The Mudcat Café TM
Thread #96147   Message #1876315
Posted By: Malcolm Douglas
04-Nov-06 - 05:33 PM
Thread Name: Lyr Req: Ship in Distress (Martin Carthy)
Subject: RE: Ship in Distress: Martin Carthy version
The Penguin text was a collation; partly from the traditional sources named, partly from a broadside, and with some touches from Cecil Sharp's redaction and a fair few from Bert Lloyd himself. The "backdoors" line appears in most sets found in oral currency (including the Copper Family version), as on the broadside from which they all seem to derive: Lloyd replaced it with a poetic flourish that was, so far as I can tell, entirely of his own invention.

For more background, see thread  Penguin: The Ship In Distress.
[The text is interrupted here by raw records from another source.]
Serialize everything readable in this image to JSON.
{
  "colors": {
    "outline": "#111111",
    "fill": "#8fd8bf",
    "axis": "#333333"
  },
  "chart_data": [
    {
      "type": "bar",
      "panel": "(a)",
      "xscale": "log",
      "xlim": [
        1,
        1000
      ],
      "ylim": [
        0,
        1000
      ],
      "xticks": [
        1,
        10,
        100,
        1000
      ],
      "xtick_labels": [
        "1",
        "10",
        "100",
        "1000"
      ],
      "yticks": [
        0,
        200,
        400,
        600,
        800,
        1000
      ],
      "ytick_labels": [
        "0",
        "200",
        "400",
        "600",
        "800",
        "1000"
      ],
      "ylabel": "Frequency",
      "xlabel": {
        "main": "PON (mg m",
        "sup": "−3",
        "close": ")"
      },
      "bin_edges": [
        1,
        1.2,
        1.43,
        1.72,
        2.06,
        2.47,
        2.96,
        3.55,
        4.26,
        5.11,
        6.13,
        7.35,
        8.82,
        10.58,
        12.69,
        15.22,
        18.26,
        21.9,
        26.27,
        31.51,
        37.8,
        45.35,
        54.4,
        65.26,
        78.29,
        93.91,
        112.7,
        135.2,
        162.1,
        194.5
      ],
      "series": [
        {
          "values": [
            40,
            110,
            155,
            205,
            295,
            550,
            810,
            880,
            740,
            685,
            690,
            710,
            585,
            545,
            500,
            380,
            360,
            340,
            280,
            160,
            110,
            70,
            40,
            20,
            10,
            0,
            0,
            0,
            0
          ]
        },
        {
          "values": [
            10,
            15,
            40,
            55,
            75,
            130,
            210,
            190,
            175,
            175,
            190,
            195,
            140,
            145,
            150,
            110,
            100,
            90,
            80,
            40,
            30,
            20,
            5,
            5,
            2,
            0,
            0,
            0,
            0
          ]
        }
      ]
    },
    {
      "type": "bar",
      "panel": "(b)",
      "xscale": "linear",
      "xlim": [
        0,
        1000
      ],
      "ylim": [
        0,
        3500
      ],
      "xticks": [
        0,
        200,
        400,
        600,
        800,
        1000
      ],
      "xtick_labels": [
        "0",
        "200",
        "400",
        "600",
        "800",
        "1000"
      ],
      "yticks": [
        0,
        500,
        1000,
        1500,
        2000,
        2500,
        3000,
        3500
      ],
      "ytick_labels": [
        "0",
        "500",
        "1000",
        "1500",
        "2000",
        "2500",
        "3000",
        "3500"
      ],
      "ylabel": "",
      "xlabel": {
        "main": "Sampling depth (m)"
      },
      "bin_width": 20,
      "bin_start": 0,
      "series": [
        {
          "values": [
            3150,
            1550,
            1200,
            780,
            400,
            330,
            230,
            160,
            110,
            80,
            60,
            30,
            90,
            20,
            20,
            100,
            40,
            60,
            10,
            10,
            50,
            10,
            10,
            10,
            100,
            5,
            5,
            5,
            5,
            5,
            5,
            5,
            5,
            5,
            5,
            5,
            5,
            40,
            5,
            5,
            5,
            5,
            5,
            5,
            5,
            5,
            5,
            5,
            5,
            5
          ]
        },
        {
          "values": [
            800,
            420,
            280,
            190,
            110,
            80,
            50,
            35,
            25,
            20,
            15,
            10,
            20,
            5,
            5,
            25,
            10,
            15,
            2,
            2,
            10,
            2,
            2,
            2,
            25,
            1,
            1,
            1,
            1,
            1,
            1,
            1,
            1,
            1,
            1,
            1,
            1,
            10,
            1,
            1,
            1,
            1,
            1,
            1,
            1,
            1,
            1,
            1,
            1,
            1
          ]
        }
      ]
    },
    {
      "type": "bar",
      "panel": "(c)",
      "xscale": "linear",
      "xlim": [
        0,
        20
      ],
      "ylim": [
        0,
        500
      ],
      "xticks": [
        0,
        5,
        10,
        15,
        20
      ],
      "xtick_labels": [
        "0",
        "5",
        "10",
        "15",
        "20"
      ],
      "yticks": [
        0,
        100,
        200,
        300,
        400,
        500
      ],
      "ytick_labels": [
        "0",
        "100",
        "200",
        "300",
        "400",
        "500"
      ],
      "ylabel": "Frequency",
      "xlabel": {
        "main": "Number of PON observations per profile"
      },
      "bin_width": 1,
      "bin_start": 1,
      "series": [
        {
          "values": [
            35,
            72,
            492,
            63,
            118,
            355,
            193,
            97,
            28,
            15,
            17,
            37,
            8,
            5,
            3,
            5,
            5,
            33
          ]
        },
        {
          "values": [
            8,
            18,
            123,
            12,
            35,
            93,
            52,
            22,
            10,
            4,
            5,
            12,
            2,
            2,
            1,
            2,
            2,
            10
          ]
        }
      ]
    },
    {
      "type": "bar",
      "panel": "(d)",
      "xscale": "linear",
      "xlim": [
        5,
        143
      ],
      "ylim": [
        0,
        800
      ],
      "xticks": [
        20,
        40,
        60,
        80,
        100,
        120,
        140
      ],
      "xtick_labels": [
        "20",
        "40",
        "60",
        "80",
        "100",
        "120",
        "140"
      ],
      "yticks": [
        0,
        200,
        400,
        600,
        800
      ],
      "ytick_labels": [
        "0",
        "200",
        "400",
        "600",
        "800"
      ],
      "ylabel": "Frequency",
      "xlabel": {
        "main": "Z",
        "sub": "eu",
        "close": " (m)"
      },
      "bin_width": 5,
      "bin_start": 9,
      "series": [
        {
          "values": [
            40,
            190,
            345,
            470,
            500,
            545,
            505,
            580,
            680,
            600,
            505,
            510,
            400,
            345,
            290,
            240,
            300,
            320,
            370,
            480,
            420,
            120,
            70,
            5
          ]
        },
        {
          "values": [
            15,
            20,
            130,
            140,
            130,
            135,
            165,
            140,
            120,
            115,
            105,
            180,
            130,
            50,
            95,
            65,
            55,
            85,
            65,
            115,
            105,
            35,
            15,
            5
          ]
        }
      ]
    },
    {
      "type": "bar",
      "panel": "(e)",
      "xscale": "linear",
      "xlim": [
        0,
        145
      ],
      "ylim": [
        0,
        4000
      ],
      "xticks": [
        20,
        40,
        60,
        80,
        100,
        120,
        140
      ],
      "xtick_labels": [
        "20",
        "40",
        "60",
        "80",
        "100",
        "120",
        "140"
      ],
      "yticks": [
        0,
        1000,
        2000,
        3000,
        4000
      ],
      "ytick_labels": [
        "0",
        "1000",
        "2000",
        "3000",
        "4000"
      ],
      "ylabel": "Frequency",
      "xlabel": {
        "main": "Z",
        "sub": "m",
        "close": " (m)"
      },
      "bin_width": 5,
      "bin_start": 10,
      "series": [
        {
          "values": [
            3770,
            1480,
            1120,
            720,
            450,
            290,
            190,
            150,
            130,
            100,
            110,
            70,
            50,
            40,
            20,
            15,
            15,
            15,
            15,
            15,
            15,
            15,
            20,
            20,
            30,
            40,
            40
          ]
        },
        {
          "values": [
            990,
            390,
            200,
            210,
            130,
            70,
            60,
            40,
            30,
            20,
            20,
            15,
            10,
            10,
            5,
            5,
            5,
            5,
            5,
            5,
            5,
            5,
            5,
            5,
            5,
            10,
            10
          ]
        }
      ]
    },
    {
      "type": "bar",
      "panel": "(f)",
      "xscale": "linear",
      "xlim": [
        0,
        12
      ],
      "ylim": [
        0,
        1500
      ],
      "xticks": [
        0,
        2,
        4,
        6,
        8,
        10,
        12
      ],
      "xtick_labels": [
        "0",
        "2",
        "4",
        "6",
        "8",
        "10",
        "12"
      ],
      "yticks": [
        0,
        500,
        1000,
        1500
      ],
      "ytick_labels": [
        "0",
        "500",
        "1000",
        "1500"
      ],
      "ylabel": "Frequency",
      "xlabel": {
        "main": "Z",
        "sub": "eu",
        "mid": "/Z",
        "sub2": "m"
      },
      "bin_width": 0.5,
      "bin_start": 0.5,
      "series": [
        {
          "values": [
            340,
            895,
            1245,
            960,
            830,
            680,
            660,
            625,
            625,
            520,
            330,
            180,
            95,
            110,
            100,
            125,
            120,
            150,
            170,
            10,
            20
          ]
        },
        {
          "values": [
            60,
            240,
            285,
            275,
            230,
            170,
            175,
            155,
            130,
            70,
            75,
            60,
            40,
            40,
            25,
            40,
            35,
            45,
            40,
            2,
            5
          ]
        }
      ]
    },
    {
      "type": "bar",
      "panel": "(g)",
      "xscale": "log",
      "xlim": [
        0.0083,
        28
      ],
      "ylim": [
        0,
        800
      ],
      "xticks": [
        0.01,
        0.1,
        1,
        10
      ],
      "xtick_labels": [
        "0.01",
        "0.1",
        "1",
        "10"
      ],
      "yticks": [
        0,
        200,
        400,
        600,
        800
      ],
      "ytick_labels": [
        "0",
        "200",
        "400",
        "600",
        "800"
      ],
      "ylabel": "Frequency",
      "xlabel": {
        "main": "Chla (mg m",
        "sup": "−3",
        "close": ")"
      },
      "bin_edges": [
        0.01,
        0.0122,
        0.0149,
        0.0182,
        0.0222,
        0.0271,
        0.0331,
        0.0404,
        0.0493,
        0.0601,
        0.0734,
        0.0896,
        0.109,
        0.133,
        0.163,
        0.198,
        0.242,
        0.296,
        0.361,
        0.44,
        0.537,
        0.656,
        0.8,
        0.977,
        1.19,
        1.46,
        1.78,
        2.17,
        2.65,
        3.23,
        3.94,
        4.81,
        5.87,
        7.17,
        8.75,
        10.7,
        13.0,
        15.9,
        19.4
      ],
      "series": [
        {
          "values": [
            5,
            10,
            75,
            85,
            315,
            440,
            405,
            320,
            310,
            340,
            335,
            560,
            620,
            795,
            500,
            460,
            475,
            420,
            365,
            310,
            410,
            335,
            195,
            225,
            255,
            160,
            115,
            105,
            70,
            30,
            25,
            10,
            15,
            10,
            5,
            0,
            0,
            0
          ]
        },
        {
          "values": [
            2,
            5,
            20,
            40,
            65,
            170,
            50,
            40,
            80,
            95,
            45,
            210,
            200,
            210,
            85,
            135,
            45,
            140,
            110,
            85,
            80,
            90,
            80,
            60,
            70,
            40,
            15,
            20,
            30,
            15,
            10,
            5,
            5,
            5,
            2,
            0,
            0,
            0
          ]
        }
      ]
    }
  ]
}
The set printed by Roy Palmer is copied in DT file  SHIP IN DISTRESS. Unfortunately, the source is not credited: the tune was noted by George Butterworth from Mr H Akhurst at Lower Beeding, Sussex, June 1907; while the text was, according to Butterworth, "noted in Shropshire" (Journal of the Folk-Song Society, IV (17) 1913, 320-321; he gave no further details).

Penguin is now available in a revised and expanded form, as Classic English Folk Songs. It can be ordered from the publishers, The English Folk Dance and Song Society.

There is also a small suite of web pages providing additional materials; these include what I think is the only full transcription of the broadside available anywhere online:

Classic English Folk Songs: Supplementary Material.

A few small details of your transcription are probably mis-hearings; other changes are presumably down to Martin's memory. I'll know when I hear the recording.